The Notorious B.I.G. Included a Small Part of His Romantic History In the Background of His ‘Juicy’ Video
The Notorious B.I.G., like many other rappers, often rapped about women and sexual adventures in his music. In the music video for his hit single “Juicy,” Biggie made direct reference to his real-life love life — though with images on the screen, rather than words coming out of his mouth.
The Notorious B.I.G.’s song ‘Juicy’ was personal
In much of his music, Biggie was known for sampling other songs that he loved. His 1994 hit single “Juicy” sampled Mtume’s 1983 song “Juicy Fruit,” and contained some of the original song’s vocals. The song was the lead single off his smash debut album Ready to Die.
“This album is dedicated to all the teachers that told me I’d never amount to nothin’, to all the people that lived above the buildings that I was hustlin’ in front of [and] called the police on me when I was just tryin’ to make some money to feed my daughter,” Biggie said in the opening lines of the iconic song.
At the time of “Juicy”‘s release, Biggie was a new father with a one-year-old daughter, T’yanna Wallace. According to his friend Sean “Diddy” Combs, Biggie continued to sell drugs to support his daughter even after his career took off with his debut single “Party & Bulls—” the year prior. His relationship with his longtime girlfriend and the mother of his child, Jan Jackson, was over by the time T’yanna was born.
The Notorious B.I.G.’s baby mother Jan Jackson was alluded to in the ‘Juicy’ video
Jackson has remained largely out of the spotlight over the past three decades, and has only given a handful of interviews. In 2004, she spoke with XXL magazine about her relationship with Biggie. She even mentioned how he included a subtle nod to her in the music video for “Juicy.”
“There’s a part in the ‘Juicy” video where he’s talking on the phone and his friend is doing push-ups,” she recalled. “I met him right at that phone. We grew up a block apart in Bed-Stuy, but we never met until January of 1990.”
“I came out of the subway from work and I stopped to use the phone and he approached, ‘I always see you getting off the train, you always so serious — why don’t you smile?'” she continued. “He came in the telephone booth with me, and I’m like, ‘Can you please leave? I don’t know you!'”

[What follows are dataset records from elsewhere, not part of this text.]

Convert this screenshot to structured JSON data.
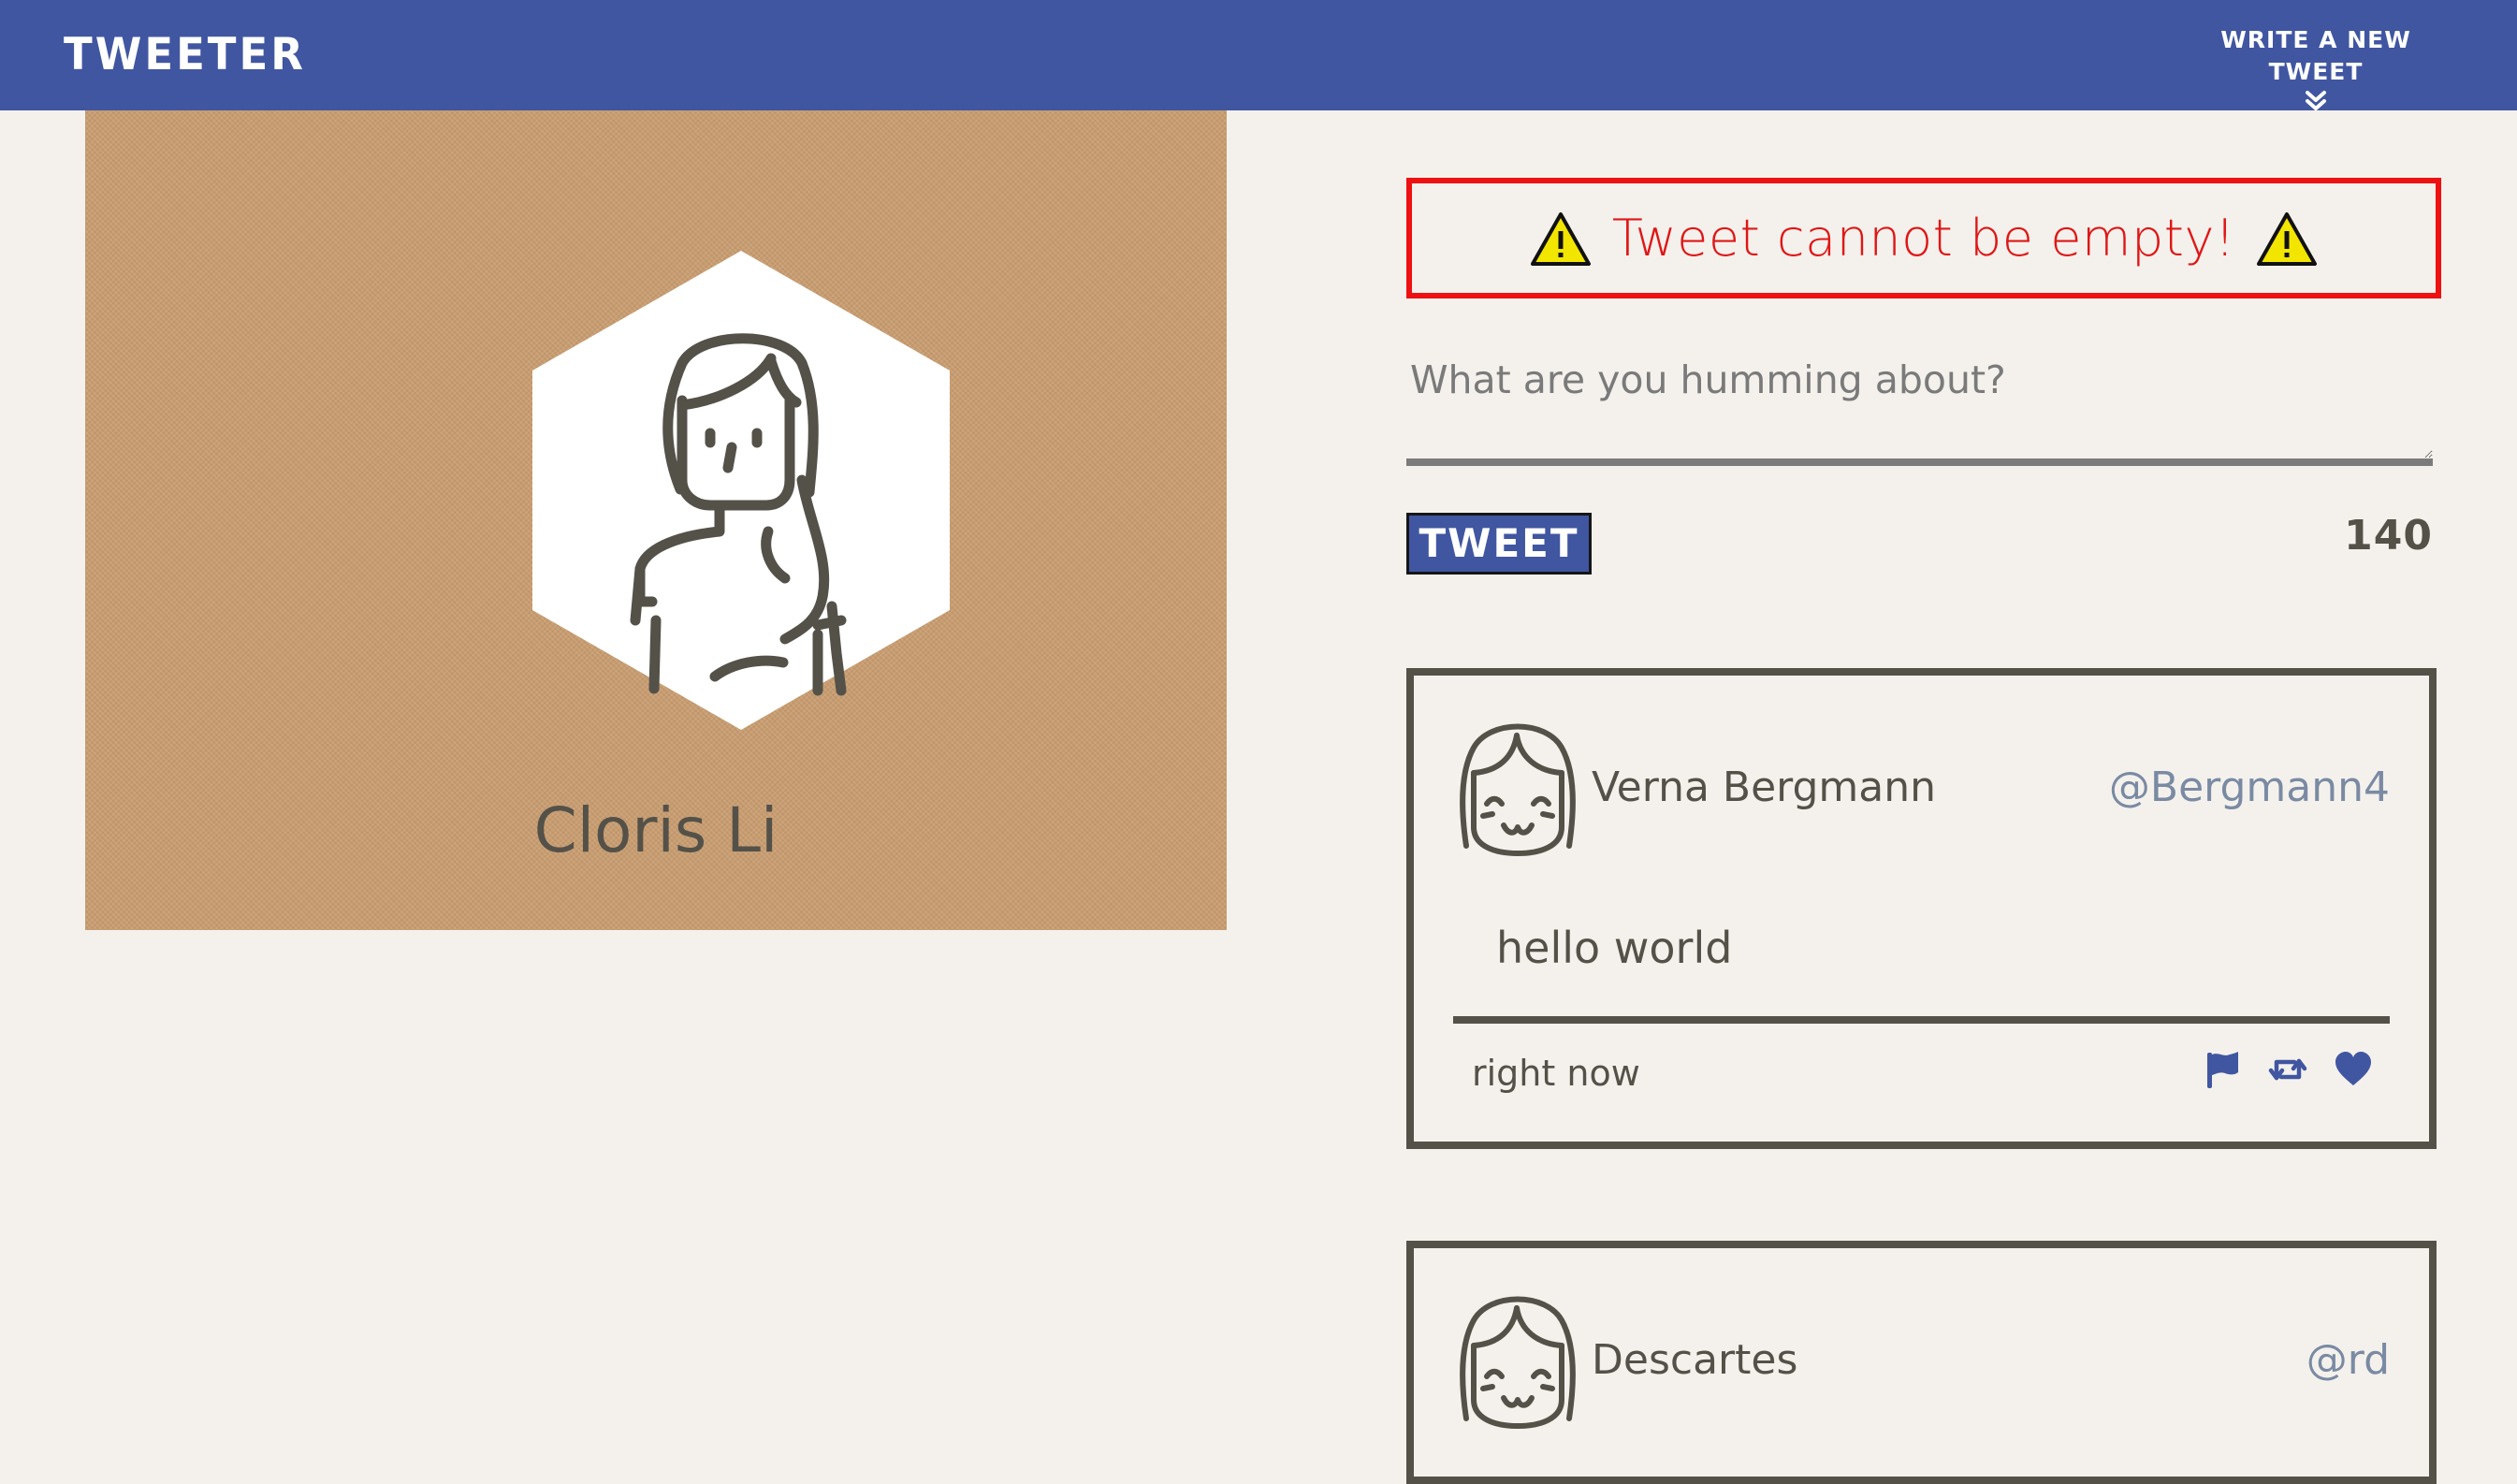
{
  "nav": {
    "title": "TWEETER",
    "write_label": "WRITE A NEW TWEET",
    "write_icon": "double-chevron-down-icon"
  },
  "profile": {
    "name": "Cloris Li",
    "avatar_icon": "woman-avatar-icon",
    "card_color": "#cb9f72"
  },
  "compose": {
    "error": {
      "text": "Tweet cannot be empty!",
      "icon": "warning-triangle-icon",
      "color": "#ee1111"
    },
    "placeholder": "What are you humming about?",
    "value": "",
    "tweet_button_label": "TWEET",
    "counter": "140"
  },
  "tweets": [
    {
      "author": "Verna Bergmann",
      "handle": "@Bergmann4",
      "body": "hello world",
      "time": "right now",
      "avatar_icon": "smiling-avatar-icon",
      "actions": [
        "flag-icon",
        "retweet-icon",
        "heart-icon"
      ]
    },
    {
      "author": "Descartes",
      "handle": "@rd",
      "avatar_icon": "smiling-avatar-icon"
    }
  ],
  "colors": {
    "accent": "#4056a1",
    "background": "#f4f1ec",
    "text": "#545149",
    "handle": "#7a8aa3"
  }
}
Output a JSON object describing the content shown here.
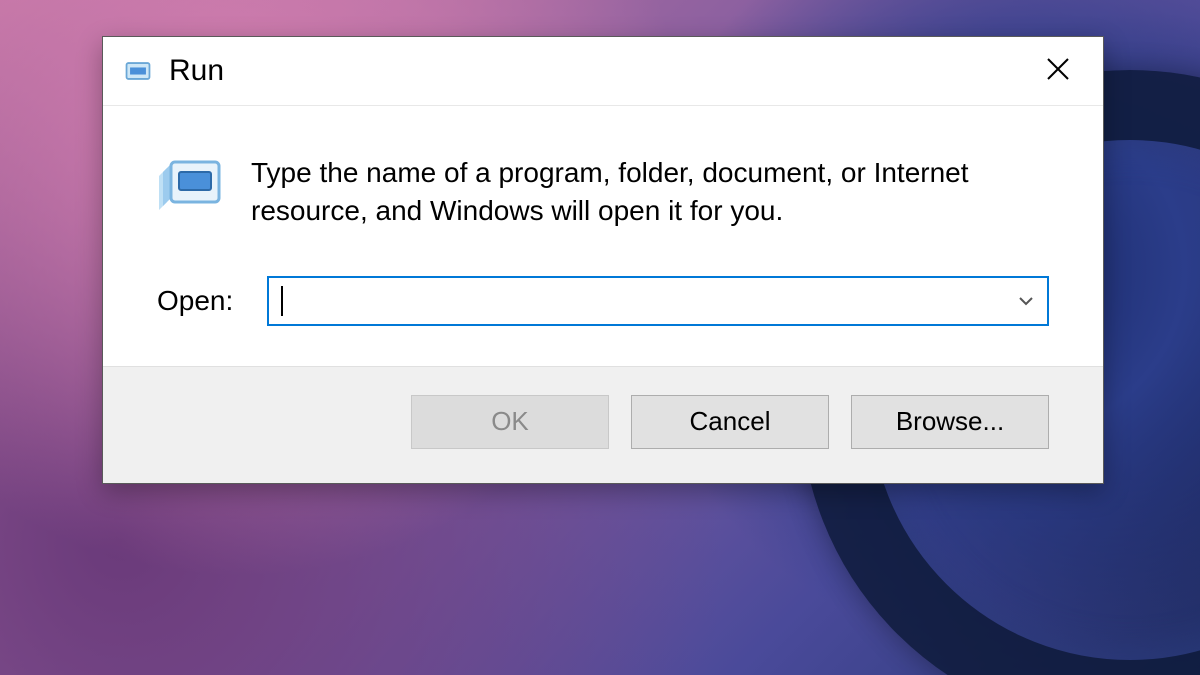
{
  "window": {
    "title": "Run",
    "description": "Type the name of a program, folder, document, or Internet resource, and Windows will open it for you.",
    "open_label": "Open:",
    "open_value": "",
    "buttons": {
      "ok": "OK",
      "cancel": "Cancel",
      "browse": "Browse..."
    }
  }
}
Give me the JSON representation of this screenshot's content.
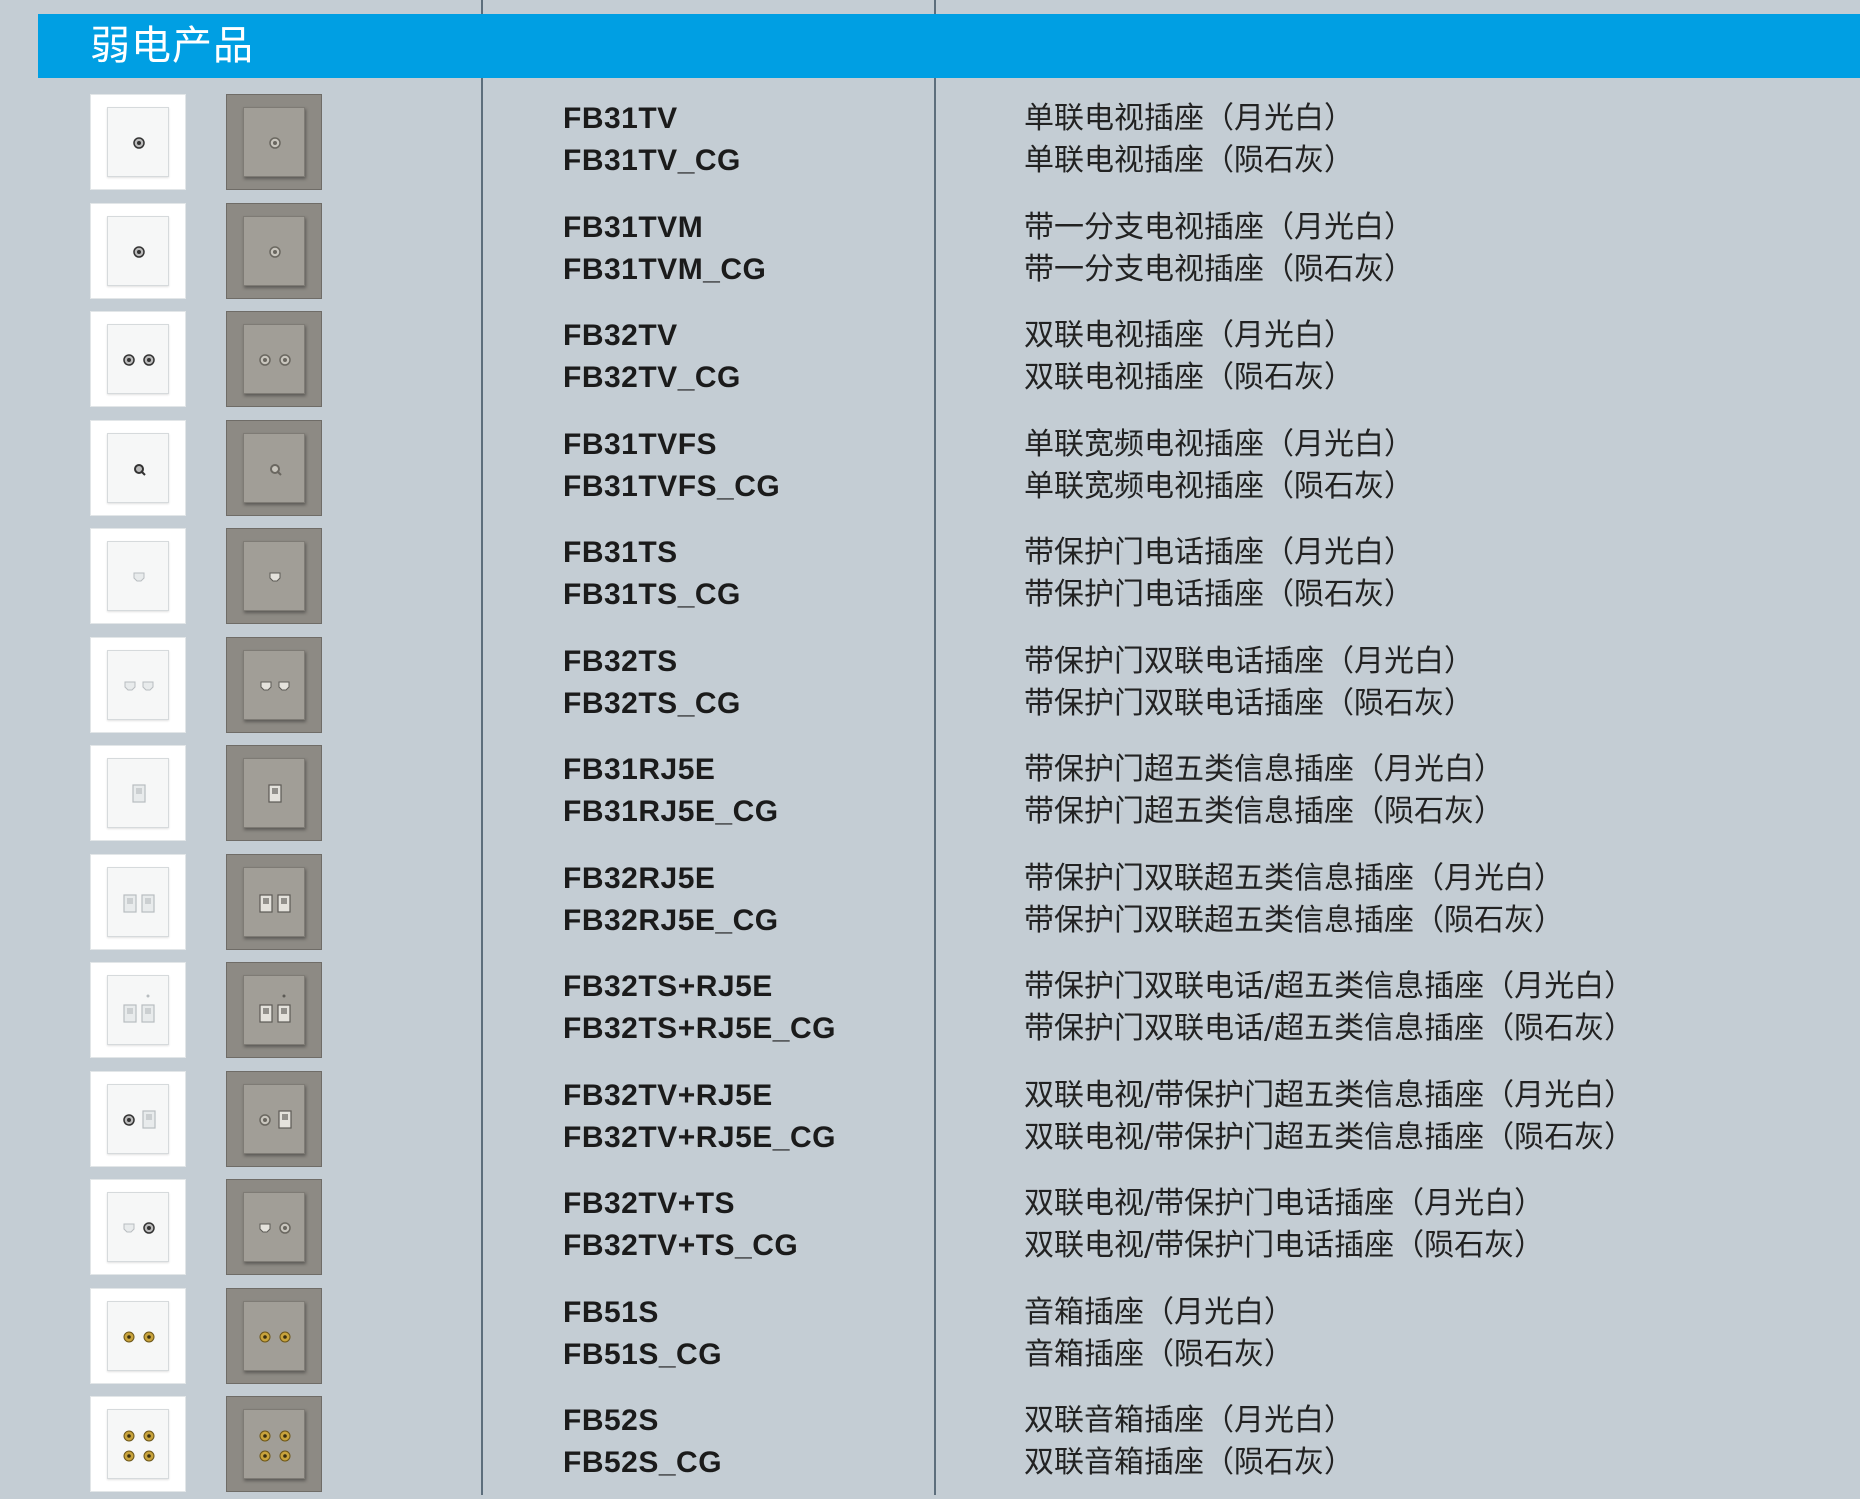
{
  "section": {
    "title": "弱电产品"
  },
  "products": [
    {
      "icon": "tv-socket-icon",
      "codes": [
        "FB31TV",
        "FB31TV_CG"
      ],
      "names": [
        "单联电视插座（月光白）",
        "单联电视插座（陨石灰）"
      ]
    },
    {
      "icon": "tv-socket-icon",
      "codes": [
        "FB31TVM",
        "FB31TVM_CG"
      ],
      "names": [
        "带一分支电视插座（月光白）",
        "带一分支电视插座（陨石灰）"
      ]
    },
    {
      "icon": "double-tv-socket-icon",
      "codes": [
        "FB32TV",
        "FB32TV_CG"
      ],
      "names": [
        "双联电视插座（月光白）",
        "双联电视插座（陨石灰）"
      ]
    },
    {
      "icon": "wideband-tv-socket-icon",
      "codes": [
        "FB31TVFS",
        "FB31TVFS_CG"
      ],
      "names": [
        "单联宽频电视插座（月光白）",
        "单联宽频电视插座（陨石灰）"
      ]
    },
    {
      "icon": "phone-socket-icon",
      "codes": [
        "FB31TS",
        "FB31TS_CG"
      ],
      "names": [
        "带保护门电话插座（月光白）",
        "带保护门电话插座（陨石灰）"
      ]
    },
    {
      "icon": "double-phone-socket-icon",
      "codes": [
        "FB32TS",
        "FB32TS_CG"
      ],
      "names": [
        "带保护门双联电话插座（月光白）",
        "带保护门双联电话插座（陨石灰）"
      ]
    },
    {
      "icon": "network-socket-icon",
      "codes": [
        "FB31RJ5E",
        "FB31RJ5E_CG"
      ],
      "names": [
        "带保护门超五类信息插座（月光白）",
        "带保护门超五类信息插座（陨石灰）"
      ]
    },
    {
      "icon": "double-network-socket-icon",
      "codes": [
        "FB32RJ5E",
        "FB32RJ5E_CG"
      ],
      "names": [
        "带保护门双联超五类信息插座（月光白）",
        "带保护门双联超五类信息插座（陨石灰）"
      ]
    },
    {
      "icon": "phone-network-socket-icon",
      "codes": [
        "FB32TS+RJ5E",
        "FB32TS+RJ5E_CG"
      ],
      "names": [
        "带保护门双联电话/超五类信息插座（月光白）",
        "带保护门双联电话/超五类信息插座（陨石灰）"
      ]
    },
    {
      "icon": "tv-network-socket-icon",
      "codes": [
        "FB32TV+RJ5E",
        "FB32TV+RJ5E_CG"
      ],
      "names": [
        "双联电视/带保护门超五类信息插座（月光白）",
        "双联电视/带保护门超五类信息插座（陨石灰）"
      ]
    },
    {
      "icon": "phone-tv-socket-icon",
      "codes": [
        "FB32TV+TS",
        "FB32TV+TS_CG"
      ],
      "names": [
        "双联电视/带保护门电话插座（月光白）",
        "双联电视/带保护门电话插座（陨石灰）"
      ]
    },
    {
      "icon": "speaker-socket-icon",
      "codes": [
        "FB51S",
        "FB51S_CG"
      ],
      "names": [
        "音箱插座（月光白）",
        "音箱插座（陨石灰）"
      ]
    },
    {
      "icon": "double-speaker-socket-icon",
      "codes": [
        "FB52S",
        "FB52S_CG"
      ],
      "names": [
        "双联音箱插座（月光白）",
        "双联音箱插座（陨石灰）"
      ]
    }
  ],
  "colors": {
    "header": "#009fe3",
    "background": "#c4cdd4",
    "moonlight_white": "#ffffff",
    "meteorite_grey": "#8d8a84"
  }
}
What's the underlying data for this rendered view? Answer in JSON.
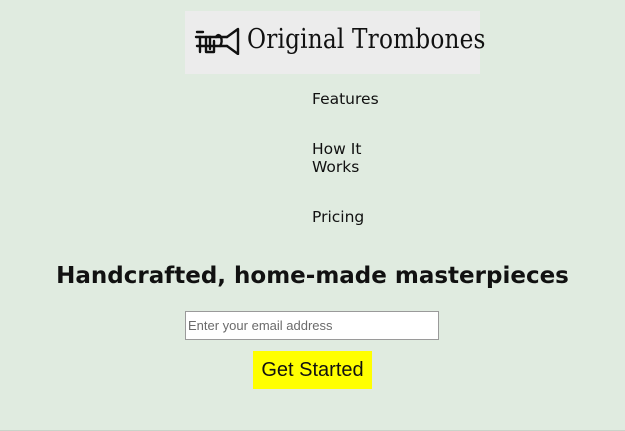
{
  "brand": {
    "name": "Original Trombones",
    "icon": "trombone-icon"
  },
  "nav": {
    "items": [
      {
        "label": "Features"
      },
      {
        "label": "How It Works"
      },
      {
        "label": "Pricing"
      }
    ]
  },
  "hero": {
    "headline": "Handcrafted, home-made masterpieces",
    "email_placeholder": "Enter your email address",
    "email_value": "",
    "cta_label": "Get Started"
  },
  "colors": {
    "background": "#e0ebe0",
    "logo_background": "#ececec",
    "cta_background": "#ffff00",
    "text": "#111111"
  }
}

Biggie didn’t give up, and Jackson was soon flattered by his gestures. “After that, every day when I got off the train, he would walk me up the block to my house. It was really sweet.”
The ‘Juicy’ video contained other Easter eggs
Today, “Juicy” remains one of the greatest hip-hop songs of all time, and the music video is a timeless snapshot into the life of The Notorious B.I.G. as his career had finally taken off. It was more than bragging about where he’d arrived; it was a neighborhood-wide celebration of their boy who had made it.
The inclusion of the specific phone booth where Biggie met the mother of his first child wasn’t the only subtle shoutout in the video. At one point, his mother, Voletta Wallace, is seen holding the March 1992 copy of The Source magazine, a popular hip-hop publication at the time.
Biggie was featured in the Unsigned Hype column of the March 1992 issue of The Source, which spotlighted up-and-coming talent without a record deal. It was here where Biggie caught the eye of record executive and soon-to-be best friend, Sean “Diddy” Combs.